Power is supplied from the battery, to the fuse panel under the hood, then to the ignition switch and on to the dash fuse panel. Since the interior lights didn’t work this means the trouble is near the battery since power for those lights comes from the panel under the hood. The brake lights are another circuit that is closely connected to the battery power source.

I had previously peeled the red cover back, and everything looks spotless! Yes, the battery being mounted sideways is extremely annoying. I will double check tonight when I return home that all these areas are clean, and also check out a “test light probe” Thank you very much for all the suggestions, i’ll report back with any new info!

I suggest you clean all the connections using a fine wire brush even if they, “look okay”.
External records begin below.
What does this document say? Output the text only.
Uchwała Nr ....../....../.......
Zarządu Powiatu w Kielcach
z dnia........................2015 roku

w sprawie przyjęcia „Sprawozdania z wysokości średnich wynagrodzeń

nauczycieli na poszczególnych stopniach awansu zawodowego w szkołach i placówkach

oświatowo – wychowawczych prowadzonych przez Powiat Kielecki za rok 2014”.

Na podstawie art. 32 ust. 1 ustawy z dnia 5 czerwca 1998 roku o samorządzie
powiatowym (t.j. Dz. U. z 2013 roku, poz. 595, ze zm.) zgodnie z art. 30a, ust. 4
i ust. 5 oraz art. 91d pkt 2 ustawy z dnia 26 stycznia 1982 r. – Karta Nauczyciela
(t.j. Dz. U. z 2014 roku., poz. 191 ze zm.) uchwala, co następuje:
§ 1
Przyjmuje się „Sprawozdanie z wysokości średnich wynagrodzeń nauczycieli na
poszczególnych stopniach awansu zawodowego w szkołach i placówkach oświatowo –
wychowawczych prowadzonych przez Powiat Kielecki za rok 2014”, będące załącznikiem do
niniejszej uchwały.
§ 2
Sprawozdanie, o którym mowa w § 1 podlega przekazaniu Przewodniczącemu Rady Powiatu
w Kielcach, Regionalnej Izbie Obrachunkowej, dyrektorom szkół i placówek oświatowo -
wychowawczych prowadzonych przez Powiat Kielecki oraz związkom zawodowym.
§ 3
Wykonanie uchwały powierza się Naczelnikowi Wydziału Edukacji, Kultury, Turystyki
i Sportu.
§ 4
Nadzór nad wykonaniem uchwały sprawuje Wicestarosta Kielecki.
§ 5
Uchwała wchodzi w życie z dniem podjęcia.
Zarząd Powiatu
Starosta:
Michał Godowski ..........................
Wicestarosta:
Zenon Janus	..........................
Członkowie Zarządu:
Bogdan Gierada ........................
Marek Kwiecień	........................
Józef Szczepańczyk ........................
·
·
I definitely will. I’m also going to see if I can pick up one of these “test light probes” you mentioned, are they fairly simple to figure out?

Does this Cadillac use the junction terminal located near the battery positive terminal? If so, maybe the connection there is poor. All electrical power except the starter motor windings go through those terminals and those can cause a fine one minute, everything stone dead the next type of problem.
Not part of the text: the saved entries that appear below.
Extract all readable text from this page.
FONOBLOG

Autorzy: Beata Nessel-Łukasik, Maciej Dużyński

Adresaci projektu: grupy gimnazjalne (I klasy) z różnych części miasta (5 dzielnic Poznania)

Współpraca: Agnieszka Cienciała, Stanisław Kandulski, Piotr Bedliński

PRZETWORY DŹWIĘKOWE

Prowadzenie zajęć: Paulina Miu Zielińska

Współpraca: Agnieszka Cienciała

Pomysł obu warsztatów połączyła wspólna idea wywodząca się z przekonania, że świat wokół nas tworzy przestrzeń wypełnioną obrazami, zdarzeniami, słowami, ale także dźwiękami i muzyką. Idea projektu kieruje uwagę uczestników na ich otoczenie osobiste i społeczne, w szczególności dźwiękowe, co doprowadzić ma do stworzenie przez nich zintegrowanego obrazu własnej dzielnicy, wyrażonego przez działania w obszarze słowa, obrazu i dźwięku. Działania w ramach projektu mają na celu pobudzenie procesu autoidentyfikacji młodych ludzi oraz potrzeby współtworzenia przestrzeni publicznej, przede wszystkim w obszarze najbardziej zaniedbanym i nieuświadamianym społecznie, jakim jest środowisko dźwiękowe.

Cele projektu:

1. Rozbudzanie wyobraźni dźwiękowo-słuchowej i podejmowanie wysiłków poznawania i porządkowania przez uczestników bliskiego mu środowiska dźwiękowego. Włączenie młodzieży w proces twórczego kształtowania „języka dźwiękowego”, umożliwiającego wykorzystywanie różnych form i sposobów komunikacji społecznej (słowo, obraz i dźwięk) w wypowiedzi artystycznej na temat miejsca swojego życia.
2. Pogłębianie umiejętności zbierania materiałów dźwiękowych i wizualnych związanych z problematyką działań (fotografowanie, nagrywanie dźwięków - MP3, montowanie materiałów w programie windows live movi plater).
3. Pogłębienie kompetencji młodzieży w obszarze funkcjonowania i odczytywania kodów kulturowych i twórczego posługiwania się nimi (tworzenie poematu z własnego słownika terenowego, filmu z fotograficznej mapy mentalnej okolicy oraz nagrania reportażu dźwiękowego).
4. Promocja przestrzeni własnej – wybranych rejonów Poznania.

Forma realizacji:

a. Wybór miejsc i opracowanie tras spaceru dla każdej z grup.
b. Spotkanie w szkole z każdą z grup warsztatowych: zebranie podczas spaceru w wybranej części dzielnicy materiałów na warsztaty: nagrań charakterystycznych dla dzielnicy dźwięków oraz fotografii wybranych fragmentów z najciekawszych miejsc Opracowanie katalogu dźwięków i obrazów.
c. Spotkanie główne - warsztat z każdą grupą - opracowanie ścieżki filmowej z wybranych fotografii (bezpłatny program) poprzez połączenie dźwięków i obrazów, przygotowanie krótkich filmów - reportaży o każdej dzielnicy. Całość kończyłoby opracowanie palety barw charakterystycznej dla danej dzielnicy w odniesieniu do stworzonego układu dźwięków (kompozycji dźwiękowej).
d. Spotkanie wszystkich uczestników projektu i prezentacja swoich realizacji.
It may even correct itself as a poor connection may come and go depending upon the temps.

To be honest, I’m not sure. I’ll have to check when I get home. I’m assuming it has to be some sort of poor connection which is sometimes making contact, sometimes not (depending on temps as you stated)

Tester…That is True…I’m really not sure if power for interior lights is fed to the ignition harness and switch before getting to the lights its possible that it lies between the fuse panel. Hell its something to look into esp since the ignition switch is associated with the delayed Off feature of the interior lights and radio (I BELIEVE) not certain but its not out of the line of diagnostic reasoning here. Plus the vehicle shut down as though the key was turned off at the igniton…which got me more suspicious of the ignition switch. Unless the shutdown was on purpose via the Security System…again ignition switch area. Anywho…the switch was something to quickly investigate…not spend all your money, or bet the farm on.
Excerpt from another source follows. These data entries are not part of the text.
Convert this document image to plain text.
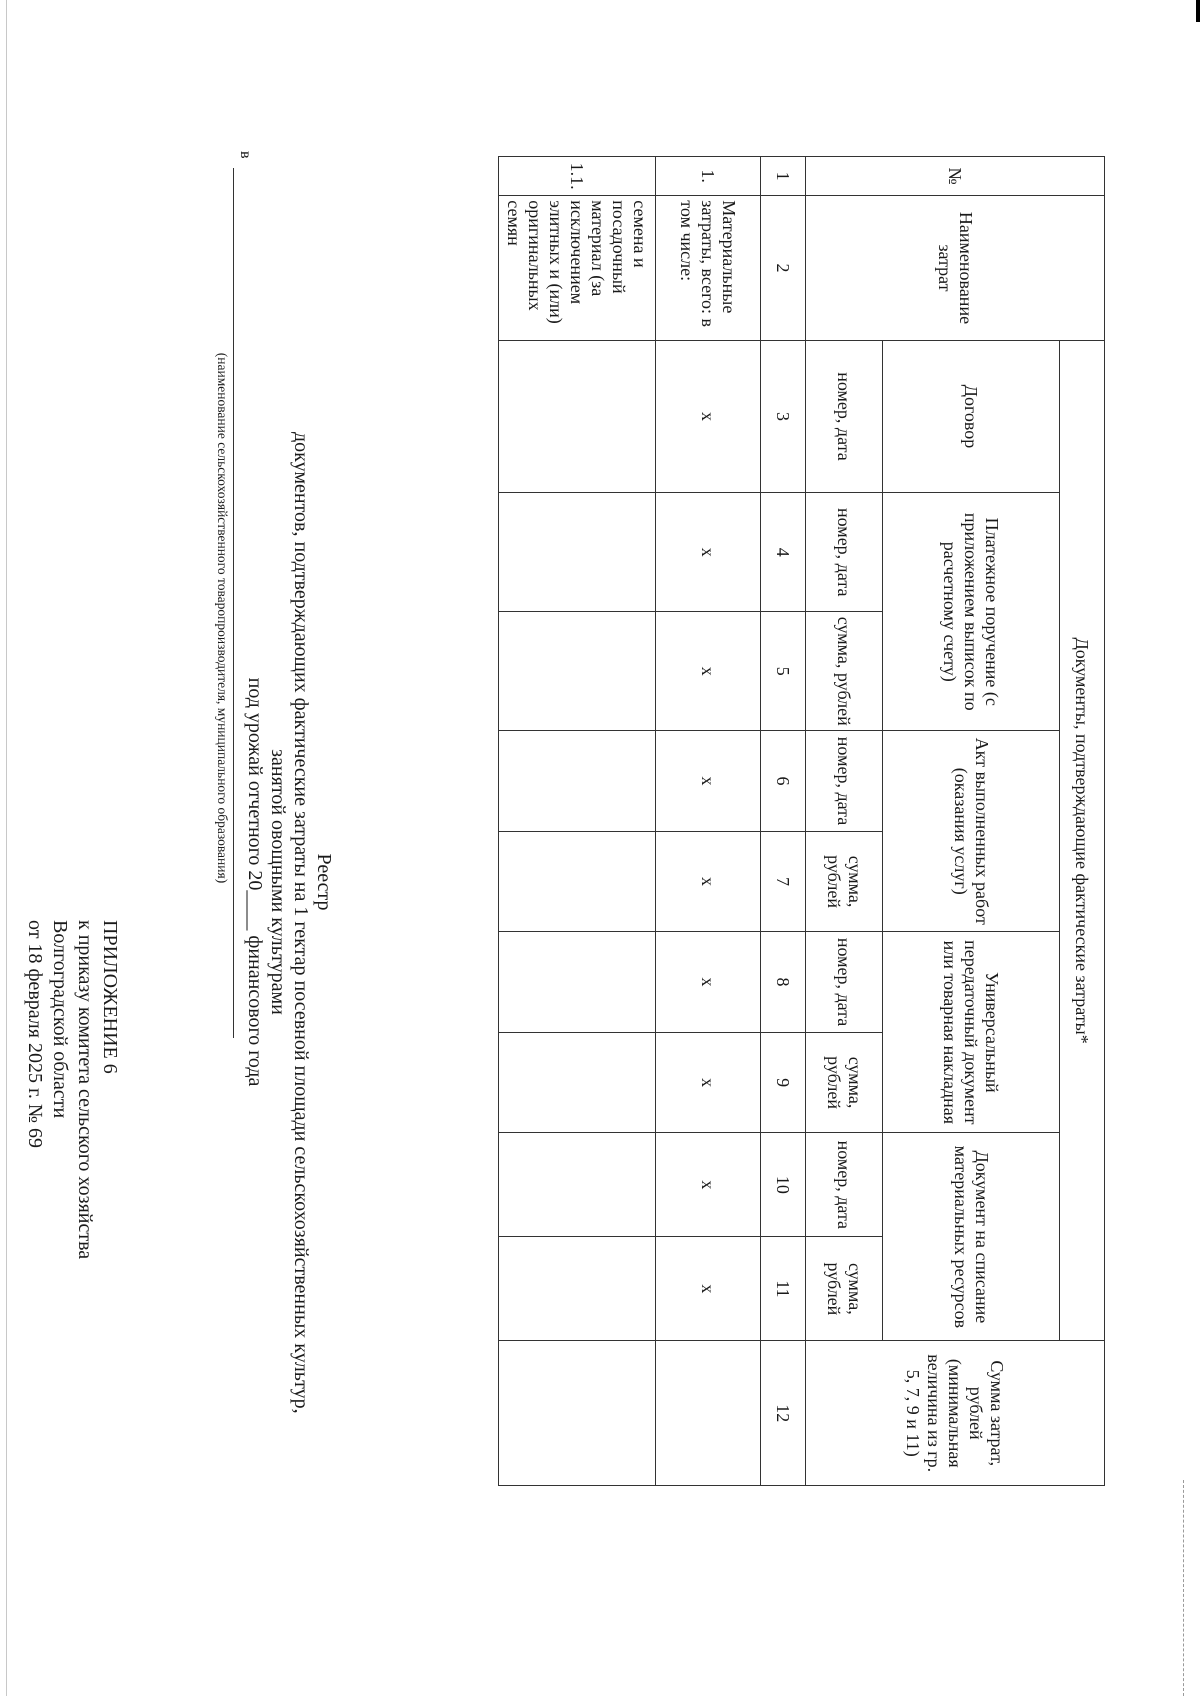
ПРИЛОЖЕНИЕ 6
к приказу комитета сельского хозяйства
Волгоградской области
от 18 февраля 2025 г. № 69
Реестр
документов, подтверждающих фактические затраты на 1 гектар посевной площади сельскохозяйственных культур,
занятой овощными культурами
под урожай отчетного 20____ финансового года
в
(наименование сельскохозяйственного товаропроизводителя, муниципального образования)
№	Наименование затрат	Документы, подтверждающие фактические затраты*									Сумма затрат, рублей (минимальная величина из гр. 5, 7, 9 и 11)
		Договор	Платежное поручение (с приложением выписок по расчетному счету)		Акт выполненных работ (оказания услуг)		Универсальный передаточный документ или товарная накладная		Документ на списание материальных ресурсов		
		номер, дата	номер, дата	сумма, рублей	номер, дата	сумма, рублей	номер, дата	сумма, рублей	номер, дата	сумма, рублей	
1	2	3	4	5	6	7	8	9	10	11	12
1.	Материальные затраты, всего: в том числе:	x	x	x	x	x	x	x	x	x	
1.1.	семена и посадочный материал (за исключением элитных и (или) оригинальных семян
I hope that when the OP reads our or my suggestions that they use them exactly as that…“A Suggestion” Something to look into… Wont be too hard, or take too long to quickly sniff round that ignition switch. Which will lead to a Relay for the power of the interior…or Visa Versa? I dunno, just some shite to look into. I’m not sure how that “Delay Off Power” function actually works but I’m fairly certain the ignition switch has a part to play in that…since the delay off timer doesn’t begin counting down until the key is in the Off position and also removed I believe. How Cant the ignition switch be involved in that feature?

You cant bet the farm on any of us here UNLESS we say we are Absolutely Positive of what is wrong…which happens sometimes, but will be a rare occurrence while we try to help via the internet with no vehicle nearby for us to Hear, See, Smell…etc… LOL


You do realize that I have access to factory wiring diagrams?

I always look at those first when someone has an electrical problem before I provide a possible cause for the problem.


Test light probes are the easiest power devices to use. You connect the clip lead of the tester to a good ground point and you touch the probe end to the area you want to check for power. The light turns on when you have found a tie point to power. No power, no light. It’s that simple.

Oh well that’s definitely a good thing. Sorry I was just thinking out loud trying to help here without wiring diagrams handy. If the ignition switch is out of the mix…its out… Sounds good to me.


The junction terminal is usually located on the chassis next to the battery positive terminal. The heaviest battery cable will run to the starter motor; the next heaviest will run to the junction and the terminal may look something like this but with a cover over it.

SAABs also use them and can also be a fine one minute, dead as a mausoleum the next minute.

If you have a heavy keychain, more than 4 or 5 keys, I might be looking at the ignition switch.